BTW, I'm curious what part of my comment you found uncivil. Disagreeing on matters of substance is not lack of civility.

GerardM   [04.23.07 04:39 AM]

Microsoft lost its exclusive dominant market position. It used to be true that companies could ignore the other browsers. Now with Firefox having over 30% of the browser traffic in many countries, it is no longer possible to create web applications that rely on a Microsoft infrastructure on the client side.

Obviously you can maintain such applications. The result is that the clients will vote with their feet where they can. The result is that competing websites providing the functionality for 100% of the market. What marketing manager or customer relation officer worth his salt will allow for this once the realisation sinks in why the competition does better? ... It is only 43% on top or their current market.

Thanks,
GerardM

Jon Udell   [04.23.07 09:56 AM]

Regarding this trackback:

"Here's a challenge for some bright intern at Microsoft - write an IE7 add-on that allows GreaseMonkey scripts to run on IE7. Impossible? Maybe - I'm not sure.
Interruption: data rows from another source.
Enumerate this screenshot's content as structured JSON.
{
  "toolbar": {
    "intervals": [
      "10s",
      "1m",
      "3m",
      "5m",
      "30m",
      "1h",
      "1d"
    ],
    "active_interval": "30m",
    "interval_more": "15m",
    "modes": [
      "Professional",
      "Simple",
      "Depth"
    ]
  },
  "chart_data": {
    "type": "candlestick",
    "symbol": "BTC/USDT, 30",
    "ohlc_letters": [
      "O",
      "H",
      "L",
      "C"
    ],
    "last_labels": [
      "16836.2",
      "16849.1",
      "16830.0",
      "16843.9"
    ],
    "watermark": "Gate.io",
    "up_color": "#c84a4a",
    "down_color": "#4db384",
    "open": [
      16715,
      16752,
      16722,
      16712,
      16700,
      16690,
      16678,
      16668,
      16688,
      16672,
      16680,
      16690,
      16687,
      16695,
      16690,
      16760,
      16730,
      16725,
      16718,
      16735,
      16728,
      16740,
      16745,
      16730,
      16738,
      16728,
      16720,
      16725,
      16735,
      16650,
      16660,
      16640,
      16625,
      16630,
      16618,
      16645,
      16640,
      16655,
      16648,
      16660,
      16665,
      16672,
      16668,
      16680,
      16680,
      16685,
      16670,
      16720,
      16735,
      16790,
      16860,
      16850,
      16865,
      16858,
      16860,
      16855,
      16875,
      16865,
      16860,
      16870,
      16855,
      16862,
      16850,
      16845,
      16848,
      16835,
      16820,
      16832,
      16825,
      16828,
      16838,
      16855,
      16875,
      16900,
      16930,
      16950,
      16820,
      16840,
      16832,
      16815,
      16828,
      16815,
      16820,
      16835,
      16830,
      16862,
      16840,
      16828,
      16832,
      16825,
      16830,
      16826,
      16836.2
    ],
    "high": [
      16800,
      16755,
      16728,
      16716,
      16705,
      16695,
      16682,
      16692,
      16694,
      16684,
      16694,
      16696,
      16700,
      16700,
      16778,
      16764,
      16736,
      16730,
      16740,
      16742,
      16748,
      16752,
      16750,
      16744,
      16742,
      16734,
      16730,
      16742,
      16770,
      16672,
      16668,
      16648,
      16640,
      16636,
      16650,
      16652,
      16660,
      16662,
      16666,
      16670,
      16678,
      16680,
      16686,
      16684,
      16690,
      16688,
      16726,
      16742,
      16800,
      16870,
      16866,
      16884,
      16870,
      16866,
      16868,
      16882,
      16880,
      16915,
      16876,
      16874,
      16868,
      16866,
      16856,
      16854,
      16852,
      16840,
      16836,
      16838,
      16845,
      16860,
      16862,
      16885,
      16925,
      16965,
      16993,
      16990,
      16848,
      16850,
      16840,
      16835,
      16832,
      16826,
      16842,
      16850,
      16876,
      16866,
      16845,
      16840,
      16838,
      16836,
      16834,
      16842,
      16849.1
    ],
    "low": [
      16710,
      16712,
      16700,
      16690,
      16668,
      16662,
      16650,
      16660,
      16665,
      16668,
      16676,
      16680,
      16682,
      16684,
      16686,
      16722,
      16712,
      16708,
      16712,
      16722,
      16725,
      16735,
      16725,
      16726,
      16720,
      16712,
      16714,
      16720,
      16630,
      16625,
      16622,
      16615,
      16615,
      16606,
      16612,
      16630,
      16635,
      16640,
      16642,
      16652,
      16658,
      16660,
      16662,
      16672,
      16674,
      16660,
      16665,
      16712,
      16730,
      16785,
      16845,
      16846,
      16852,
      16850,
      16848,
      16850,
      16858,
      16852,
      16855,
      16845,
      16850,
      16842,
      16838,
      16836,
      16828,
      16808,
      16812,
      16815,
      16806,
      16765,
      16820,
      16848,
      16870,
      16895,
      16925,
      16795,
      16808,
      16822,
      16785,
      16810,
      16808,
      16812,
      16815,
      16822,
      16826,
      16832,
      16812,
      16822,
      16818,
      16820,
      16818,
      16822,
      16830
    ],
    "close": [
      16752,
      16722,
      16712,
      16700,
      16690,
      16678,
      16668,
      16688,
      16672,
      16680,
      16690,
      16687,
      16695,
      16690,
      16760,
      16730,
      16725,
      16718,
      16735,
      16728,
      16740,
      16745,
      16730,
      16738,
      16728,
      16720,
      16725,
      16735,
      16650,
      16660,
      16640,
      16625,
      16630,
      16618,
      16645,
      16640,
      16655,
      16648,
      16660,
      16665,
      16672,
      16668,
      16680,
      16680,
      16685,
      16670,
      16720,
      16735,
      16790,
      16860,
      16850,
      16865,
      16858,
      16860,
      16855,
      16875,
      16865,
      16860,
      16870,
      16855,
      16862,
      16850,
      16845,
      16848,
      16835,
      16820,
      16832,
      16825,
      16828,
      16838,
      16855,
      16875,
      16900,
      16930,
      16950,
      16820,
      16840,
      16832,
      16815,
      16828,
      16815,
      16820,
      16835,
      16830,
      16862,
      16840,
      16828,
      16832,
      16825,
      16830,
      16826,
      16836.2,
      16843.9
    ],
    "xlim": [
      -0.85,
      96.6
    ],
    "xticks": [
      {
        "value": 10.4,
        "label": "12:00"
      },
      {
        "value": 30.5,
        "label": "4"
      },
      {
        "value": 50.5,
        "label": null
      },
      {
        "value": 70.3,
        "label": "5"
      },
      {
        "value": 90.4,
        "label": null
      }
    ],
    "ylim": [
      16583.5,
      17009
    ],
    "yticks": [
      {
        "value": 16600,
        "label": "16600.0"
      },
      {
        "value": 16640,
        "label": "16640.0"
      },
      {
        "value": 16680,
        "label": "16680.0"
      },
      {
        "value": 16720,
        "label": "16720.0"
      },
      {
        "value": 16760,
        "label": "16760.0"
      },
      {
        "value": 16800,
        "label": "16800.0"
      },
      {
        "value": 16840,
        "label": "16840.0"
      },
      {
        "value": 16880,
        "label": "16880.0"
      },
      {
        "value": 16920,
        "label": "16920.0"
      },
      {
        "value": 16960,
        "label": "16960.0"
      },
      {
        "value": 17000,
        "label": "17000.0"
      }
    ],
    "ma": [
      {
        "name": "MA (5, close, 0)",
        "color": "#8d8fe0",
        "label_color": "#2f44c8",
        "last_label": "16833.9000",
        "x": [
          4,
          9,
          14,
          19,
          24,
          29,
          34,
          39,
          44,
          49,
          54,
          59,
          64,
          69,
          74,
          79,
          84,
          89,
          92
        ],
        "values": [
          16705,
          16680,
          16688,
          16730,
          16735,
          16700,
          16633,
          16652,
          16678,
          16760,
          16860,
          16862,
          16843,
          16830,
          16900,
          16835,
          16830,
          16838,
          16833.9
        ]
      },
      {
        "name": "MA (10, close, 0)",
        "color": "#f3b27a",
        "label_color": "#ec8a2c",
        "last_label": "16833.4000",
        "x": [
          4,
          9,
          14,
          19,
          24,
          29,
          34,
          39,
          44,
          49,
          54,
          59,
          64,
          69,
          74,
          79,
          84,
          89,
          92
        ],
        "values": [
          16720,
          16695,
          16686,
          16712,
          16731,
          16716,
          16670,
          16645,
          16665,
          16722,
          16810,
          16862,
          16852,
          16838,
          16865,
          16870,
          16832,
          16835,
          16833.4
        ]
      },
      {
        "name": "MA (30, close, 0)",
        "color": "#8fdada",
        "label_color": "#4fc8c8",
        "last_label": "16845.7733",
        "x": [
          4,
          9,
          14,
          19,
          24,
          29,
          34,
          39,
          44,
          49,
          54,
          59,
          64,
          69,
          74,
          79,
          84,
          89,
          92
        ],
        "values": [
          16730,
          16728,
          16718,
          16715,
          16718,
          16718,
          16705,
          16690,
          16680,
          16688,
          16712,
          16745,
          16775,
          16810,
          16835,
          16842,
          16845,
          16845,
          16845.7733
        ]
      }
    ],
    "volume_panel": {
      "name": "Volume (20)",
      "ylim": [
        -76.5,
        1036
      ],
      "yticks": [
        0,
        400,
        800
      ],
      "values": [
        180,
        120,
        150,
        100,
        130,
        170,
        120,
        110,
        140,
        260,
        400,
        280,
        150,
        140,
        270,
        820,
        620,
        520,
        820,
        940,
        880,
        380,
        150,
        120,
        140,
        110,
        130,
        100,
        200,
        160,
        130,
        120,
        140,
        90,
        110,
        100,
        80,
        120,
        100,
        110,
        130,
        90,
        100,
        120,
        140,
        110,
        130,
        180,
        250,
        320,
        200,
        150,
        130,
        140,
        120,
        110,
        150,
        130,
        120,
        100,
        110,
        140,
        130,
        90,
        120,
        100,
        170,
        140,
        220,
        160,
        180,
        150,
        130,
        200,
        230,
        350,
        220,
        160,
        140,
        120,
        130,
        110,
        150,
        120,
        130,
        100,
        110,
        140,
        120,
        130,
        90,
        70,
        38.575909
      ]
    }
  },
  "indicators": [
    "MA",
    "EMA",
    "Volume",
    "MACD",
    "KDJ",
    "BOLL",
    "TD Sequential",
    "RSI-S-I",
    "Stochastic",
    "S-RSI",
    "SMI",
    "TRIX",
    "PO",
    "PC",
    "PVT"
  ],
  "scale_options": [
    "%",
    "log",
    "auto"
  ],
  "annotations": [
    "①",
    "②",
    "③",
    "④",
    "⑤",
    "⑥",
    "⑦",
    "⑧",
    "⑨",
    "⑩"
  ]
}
But it would be a hell of an add-on!"

There have been several. Reify's Turnabout seems to have the most traction. And by a very strange coincidence, I just ticked off a longstanding todo item which was to get my LibraryLookup Greasemonkey script working in IE:

http://blog.jonudell.net/2007/04/23/greasemonkeying-with-ie/

michael holloway   [04.23.07 11:16 AM]

I've heard from a good source that Ubuntu OS does not run video applications very well. I think audio/visual platforms are going to dominate in web 2.0. I want to switch to the open source OS, but I don't want to miss the leading edge of the revolution (this one apparently, Will be on 'TV').
John's input has made many points mute; but I still like FireFox.
There are essential logic faults in IE. The 'finish' button is often hidden away top-left instead of bottom-right. The illiterate way MS platforms are laid out is frustrating.

Asa Dotzler   [04.24.07 04:06 PM]

Dave, I think you're missing _the_ key difference between IE toolbars and Firefox add-ons. Firefox is built on open web standards and that empowers an entire community of existing web developers to build applications or application extensions for Firefox. The toolkit is the web toolkit, all based on free and open standards.

Firefox is more like the Web than IE and that's why the Firefox extension growth is more like the growth of the Web. It's can be quick and dirty but it works and the barriers to participate are very low.


 

Tim, this reminds me of a day almost three years ago. You were meeting with Brendan and Mitchell, and talking about extensions, and I interrupted to show you all an extension I'd just recently discovered called the All Music Guide Corrector.

AMG had just redesigned their site for the worse and one enterprising user decided to fight back. Firefox was the tool that gave him the leverage he needed and today we have GreaseMonkey and thousands of scripts being developed and shared (and in this case, mashed up) empowering millions of users to directly improve their web experience.

 

This is precisely why Firefox (and Mozilla) are more like the Web than IE and Microsoft. This kind of thing will happen over and over again in communities that are based on the free and open exchange of ideas, code, tools, etc. Sure, there's a "Yahoo Toolbar for IE" that pops up every once in a while but it's not natural in an ecosystem which is based on capturing users rather than empowering them.